It has now been three years since I packed my suitcases in Zurich and together with my son, then eight, decided to return to live in my country. So this may appear to be a simple story of an immigrant returning to her homeland, but for the fact that we both had left “permanently.” I will not explain the twisted concept that begins to take effect after one has been outside the country for 11 months, because everyone – those inside and outside – know it very well.*
Once the decision was made to return to the island, we bought roundtrip tickets, sent our passports to the Cuban consulate in Bern to get the authorization stamps, and took a plane with a stopover in Paris. At the Cuban airport we get the usual questions about the reason for our trip, to which my son and I responded with the learned script, “We have come for two weeks to visit family.” In the scant twenty kilos of luggage we have all our personal belongings, having made sure that none betray that this is a journey of no return.
They approve the two weeks included in the ticket and insure that our names echo on the loudspeakers in the José Martí airport, without which we would never get to occupy the seats we bought. Then begins the search for information, to know the risks and possible results of a “passion to stay.” Everyone I asked about whether they knew of any other cases that could serve as a guide to me, opened their eyes wide and told me, “You are crazy.” So yes, an unusual madness, little seen, rarely documented… but delirious in the end.
My friends thought I was joking, my mom refused to believe that her daughter no longer lived in Switzerland, the land of milk and chocolate, and my neighbors thought Mata Hari had returned from Europe. The key was given to me by someone I bumped into: “The only thing you have to do is destroy your passport. Without a passport they can’t force you to get on the plane.” With this act, I experienced, for a few months, what it’s like to be undocumented in your own country.
On August 12, 2004, I presented myself to provincial immigration to announce, “I am me, even though I have no documents to prove that I have come to stay.” What a surprise when they told me: go to the end of the line for “returnees” and tell lieutenant Sarahi to give you the form for getting an identity card. One man returning from Spain with his wife and daughter, after living there five years, told me, “Don’t worry, they will try to force you to go but you can refuse. The worst thing that can happen is that you will be detained for two weeks, but the jail is right here and the mattresses are the best.” I breathed easy… at least sleeping was guaranteed.
They made a “stayed” file for me and warned me that “never again would I return from leaving the country” and that they were being lenient with me because I had a son to care for. I didn’t get to try the famous mattresses because I couldn’t keep him with me, nor could he be left in the street.

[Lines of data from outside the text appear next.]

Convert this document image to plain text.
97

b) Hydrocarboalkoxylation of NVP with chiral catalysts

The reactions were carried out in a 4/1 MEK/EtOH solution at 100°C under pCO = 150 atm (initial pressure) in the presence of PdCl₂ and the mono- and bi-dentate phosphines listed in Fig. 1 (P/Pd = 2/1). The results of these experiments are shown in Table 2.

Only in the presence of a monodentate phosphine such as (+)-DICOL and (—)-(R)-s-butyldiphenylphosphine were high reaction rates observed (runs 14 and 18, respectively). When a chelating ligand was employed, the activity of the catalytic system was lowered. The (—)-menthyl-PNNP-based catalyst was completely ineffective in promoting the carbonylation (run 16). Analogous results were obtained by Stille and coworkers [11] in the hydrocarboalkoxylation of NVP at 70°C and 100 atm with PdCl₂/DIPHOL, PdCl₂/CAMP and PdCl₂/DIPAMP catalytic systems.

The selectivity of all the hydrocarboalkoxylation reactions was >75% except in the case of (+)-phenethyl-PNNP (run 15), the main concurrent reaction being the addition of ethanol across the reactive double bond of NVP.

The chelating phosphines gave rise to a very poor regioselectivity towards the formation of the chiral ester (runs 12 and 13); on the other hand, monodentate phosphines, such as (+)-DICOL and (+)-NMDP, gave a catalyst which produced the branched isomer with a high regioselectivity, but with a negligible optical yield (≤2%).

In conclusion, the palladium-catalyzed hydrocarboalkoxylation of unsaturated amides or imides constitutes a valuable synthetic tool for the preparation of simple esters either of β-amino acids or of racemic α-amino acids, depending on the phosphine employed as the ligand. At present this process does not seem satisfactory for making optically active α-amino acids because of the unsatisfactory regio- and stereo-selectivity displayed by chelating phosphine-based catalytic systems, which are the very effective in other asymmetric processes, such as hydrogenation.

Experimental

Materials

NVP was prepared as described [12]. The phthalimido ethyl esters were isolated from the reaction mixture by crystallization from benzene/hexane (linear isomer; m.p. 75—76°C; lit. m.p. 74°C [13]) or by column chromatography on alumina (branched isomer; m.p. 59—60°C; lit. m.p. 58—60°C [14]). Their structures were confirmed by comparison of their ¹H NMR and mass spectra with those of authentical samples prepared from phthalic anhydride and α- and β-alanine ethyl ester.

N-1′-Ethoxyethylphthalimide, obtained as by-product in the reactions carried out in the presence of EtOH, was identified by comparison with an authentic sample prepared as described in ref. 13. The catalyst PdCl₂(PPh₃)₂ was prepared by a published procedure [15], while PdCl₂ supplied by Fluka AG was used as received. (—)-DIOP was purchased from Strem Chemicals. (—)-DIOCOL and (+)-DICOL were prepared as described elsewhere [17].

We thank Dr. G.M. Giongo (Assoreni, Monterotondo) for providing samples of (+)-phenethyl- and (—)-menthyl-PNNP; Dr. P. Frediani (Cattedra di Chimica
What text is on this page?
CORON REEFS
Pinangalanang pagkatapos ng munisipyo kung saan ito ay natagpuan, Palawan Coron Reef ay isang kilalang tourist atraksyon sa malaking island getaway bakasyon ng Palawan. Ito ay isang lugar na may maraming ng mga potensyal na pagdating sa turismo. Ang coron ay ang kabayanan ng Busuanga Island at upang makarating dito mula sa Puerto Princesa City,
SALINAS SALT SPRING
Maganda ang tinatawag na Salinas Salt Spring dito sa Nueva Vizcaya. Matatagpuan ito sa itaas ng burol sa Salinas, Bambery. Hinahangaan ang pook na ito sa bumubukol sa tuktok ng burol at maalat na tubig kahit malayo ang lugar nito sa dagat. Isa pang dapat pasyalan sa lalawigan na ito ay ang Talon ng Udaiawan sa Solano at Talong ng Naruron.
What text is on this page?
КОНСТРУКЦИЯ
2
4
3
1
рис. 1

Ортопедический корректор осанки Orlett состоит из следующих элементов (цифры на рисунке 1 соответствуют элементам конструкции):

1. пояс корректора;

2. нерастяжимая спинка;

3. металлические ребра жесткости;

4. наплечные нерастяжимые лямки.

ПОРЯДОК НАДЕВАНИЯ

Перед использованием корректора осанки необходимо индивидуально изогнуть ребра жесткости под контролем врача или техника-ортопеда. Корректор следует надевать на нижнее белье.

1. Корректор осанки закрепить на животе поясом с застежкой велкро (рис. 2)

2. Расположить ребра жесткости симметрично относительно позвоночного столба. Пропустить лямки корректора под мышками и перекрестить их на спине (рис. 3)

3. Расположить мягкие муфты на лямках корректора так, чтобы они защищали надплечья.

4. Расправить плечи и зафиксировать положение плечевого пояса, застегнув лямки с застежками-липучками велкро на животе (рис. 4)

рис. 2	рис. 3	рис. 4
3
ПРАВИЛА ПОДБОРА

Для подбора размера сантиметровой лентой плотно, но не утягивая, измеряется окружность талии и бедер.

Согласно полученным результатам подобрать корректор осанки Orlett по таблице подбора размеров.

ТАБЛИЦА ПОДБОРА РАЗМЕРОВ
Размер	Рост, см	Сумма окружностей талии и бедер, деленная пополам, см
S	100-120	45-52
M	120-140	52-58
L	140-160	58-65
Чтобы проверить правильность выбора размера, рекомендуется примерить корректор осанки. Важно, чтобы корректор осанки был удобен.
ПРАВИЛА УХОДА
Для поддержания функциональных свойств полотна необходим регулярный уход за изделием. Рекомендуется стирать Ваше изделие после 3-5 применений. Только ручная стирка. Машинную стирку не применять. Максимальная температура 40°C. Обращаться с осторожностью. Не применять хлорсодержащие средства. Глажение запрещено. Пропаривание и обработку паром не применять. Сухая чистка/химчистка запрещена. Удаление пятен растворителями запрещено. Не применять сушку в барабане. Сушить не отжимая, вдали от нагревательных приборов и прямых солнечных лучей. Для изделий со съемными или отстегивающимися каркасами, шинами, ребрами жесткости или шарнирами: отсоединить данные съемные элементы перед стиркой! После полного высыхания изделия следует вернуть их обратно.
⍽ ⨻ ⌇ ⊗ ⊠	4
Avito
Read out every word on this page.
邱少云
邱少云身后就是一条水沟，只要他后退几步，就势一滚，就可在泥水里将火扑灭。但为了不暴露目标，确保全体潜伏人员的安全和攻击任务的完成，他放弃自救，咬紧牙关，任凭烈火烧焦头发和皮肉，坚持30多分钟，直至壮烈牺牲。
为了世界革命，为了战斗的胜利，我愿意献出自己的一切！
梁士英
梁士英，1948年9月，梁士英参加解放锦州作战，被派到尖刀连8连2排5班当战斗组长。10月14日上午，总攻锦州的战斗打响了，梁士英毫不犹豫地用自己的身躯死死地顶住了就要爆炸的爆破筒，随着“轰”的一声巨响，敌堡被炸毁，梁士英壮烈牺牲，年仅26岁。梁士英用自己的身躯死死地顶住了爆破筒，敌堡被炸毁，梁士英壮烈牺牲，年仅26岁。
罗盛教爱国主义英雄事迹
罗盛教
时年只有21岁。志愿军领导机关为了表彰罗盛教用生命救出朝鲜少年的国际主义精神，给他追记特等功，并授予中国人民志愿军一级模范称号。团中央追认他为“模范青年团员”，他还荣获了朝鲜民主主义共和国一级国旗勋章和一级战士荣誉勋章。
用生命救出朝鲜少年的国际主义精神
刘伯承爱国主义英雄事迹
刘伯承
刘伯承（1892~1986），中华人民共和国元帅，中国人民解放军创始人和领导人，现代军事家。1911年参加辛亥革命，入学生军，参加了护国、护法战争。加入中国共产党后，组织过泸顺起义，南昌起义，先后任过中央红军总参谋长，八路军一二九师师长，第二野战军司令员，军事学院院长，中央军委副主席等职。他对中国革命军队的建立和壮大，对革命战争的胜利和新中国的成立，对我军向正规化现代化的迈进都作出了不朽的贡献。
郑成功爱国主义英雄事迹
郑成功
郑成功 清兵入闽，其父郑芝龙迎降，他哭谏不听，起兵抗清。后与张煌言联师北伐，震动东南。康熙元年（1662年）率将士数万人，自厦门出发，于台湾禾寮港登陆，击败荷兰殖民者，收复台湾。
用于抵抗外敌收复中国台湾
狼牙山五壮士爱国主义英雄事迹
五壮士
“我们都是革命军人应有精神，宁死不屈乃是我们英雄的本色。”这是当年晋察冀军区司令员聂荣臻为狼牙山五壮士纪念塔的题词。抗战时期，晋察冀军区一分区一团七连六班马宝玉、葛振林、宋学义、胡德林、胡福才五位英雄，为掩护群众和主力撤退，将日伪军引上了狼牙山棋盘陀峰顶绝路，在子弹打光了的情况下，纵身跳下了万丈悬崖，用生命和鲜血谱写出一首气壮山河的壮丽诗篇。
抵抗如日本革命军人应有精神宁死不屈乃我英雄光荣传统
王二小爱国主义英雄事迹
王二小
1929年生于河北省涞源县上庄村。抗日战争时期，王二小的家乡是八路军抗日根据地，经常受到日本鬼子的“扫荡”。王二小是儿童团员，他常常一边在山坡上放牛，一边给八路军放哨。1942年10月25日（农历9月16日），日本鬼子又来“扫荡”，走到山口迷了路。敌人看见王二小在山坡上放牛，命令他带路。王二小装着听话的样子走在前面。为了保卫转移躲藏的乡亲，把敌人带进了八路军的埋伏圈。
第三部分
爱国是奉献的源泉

The key that “greased the skids,” is that I did not have any property that was confiscated when I left – who in Generation Y owns any property in Cuba? – and in addition I could count on being welcomed back into the nuclear family where I had lived before. Every week I would have to present myself at immigration control until October 2004, at which time I would be issued new identity papers. The ration quota would be returned to us in the middle of December… and everything would be back to the way it was.
I don’t tell this story to explain what many still see as a senseless act, but rather to tell those who at times have wondered what to do, it is possible. It is not so unattainable or unusual as the entangled immigration laws and decrees would have us believe. For months, from Zurich, I surfed the internet looking for some testimony that would tell me, “you can,” but I found only words of surprise, suspicion and denial. So, thinking about other demented people, like myself, who are considering the idea of coming back to stay, I have written this “Chronicle of a Return.”
*Translator’s note: Cuban citizenship and travel laws are too complicated to try to explain here. Briefly, however, a citizen who leaves the country for more than eleven months without making special arrangements, may not be allowed return.